使用每个文件中第一个序列的ID自动重命名fasta文件 [英] Automatically rename fasta files with the ID of the first sequence in each file
问题描述
我在同一目录中有多个具有单个序列的fasta文件.我想使用在fasta文件中存在的单个序列的标题来重命名每个fasta文件.当我运行我的代码时,我得到替换模式未终止于(用户提供的代码)"
I have multiple fasta files with single sequence in the same directory. I want to rename each fasta file with the header of the single sequence present in the fasta file. When i run my code , i obtain "Substitution pattern not terminated at (user-supplied code)"
我的代码:
#!/bin/bash
for i in /home/maryem/files/;
do
if [ ! -f $i ]; then
echo "skipping $i";
else
newname=`head -1 $i | sed 's/^\s*\([a-zA-Z0-9]\+\).*$/\1/'`;
[ -n "$newname" ] ;
mv -i $i $newname.fasta || echo "error at: $i";
fi;
done | rename s/ // *.fasta
fasta文件:
>NC_013361.1 Escherichia coli O26:H11 str. 11368 DNA, complete genome
AGCTTTTCATTCTGACTGCAATGGGCAATATGTCTCTGTGTGGATTAAAAAAAGAGTCTCTGACAGCAGCTTCTGAACTG
GTTACCTGCCGTGAGTAAATTAAAATTTTATTGACTTAGGTCACTAAATACTTTAACCAATATAGGCATAGCGCACAGAC
AGATAAAAATTACAGAGTACACAACATCCATGAAACGCATTAGCACCACCATTATCACCACCATCACCATTACCACAGGT
我不确定是否还有另一种方法可以用标头中的ID重命名每个文件??
I'm not sure if there is another way to rename each file with the ID in the header ??
推荐答案
鉴于ID是文件的第一个单词",您可以在包含fasta文件的目录中运行以下内容.
Given that the ID is the first "word" of the file, you can run the following in the directory containing the fasta files.

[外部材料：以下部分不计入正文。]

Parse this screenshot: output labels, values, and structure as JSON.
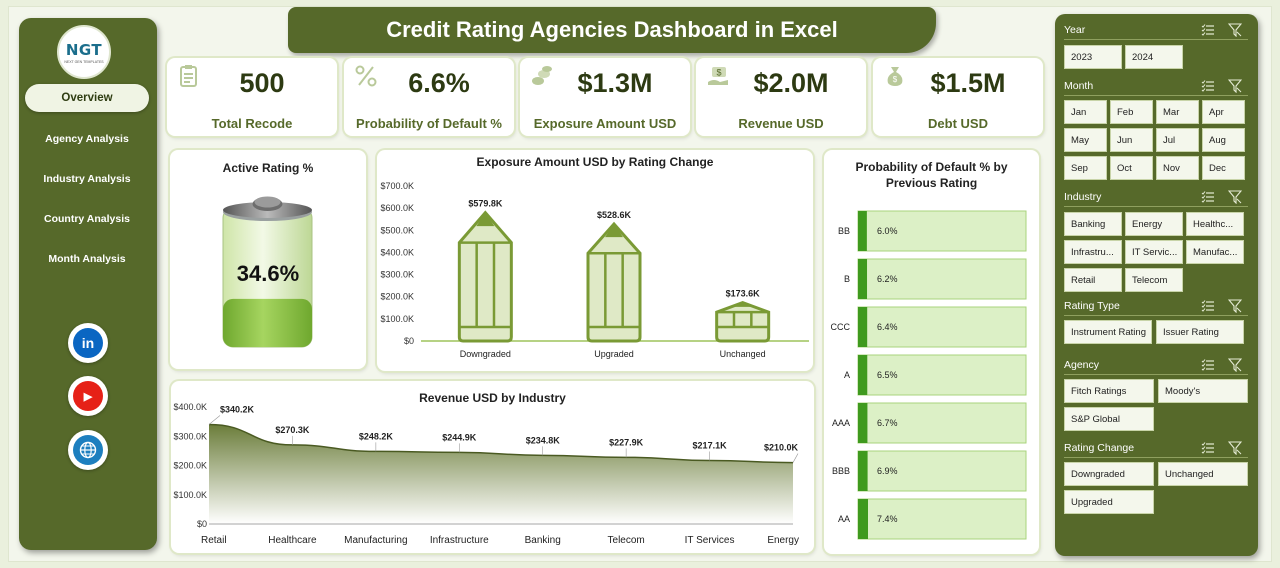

for f in *.fasta; do d="$(head -1 "$f" | awk '{print $1}').fasta"; if [ ! -f "$d" ]; then mv "$f" "$d"; else echo "File '$d' already exists! Skiped '$f'"; fi; done
信用: https://unix.stackexchange.com/a/13161
这篇关于使用每个文件中第一个序列的ID自动重命名fasta文件的文章就介绍到这了,希望我们推荐的答案对大家有所帮助,也希望大家多多支持IT屋!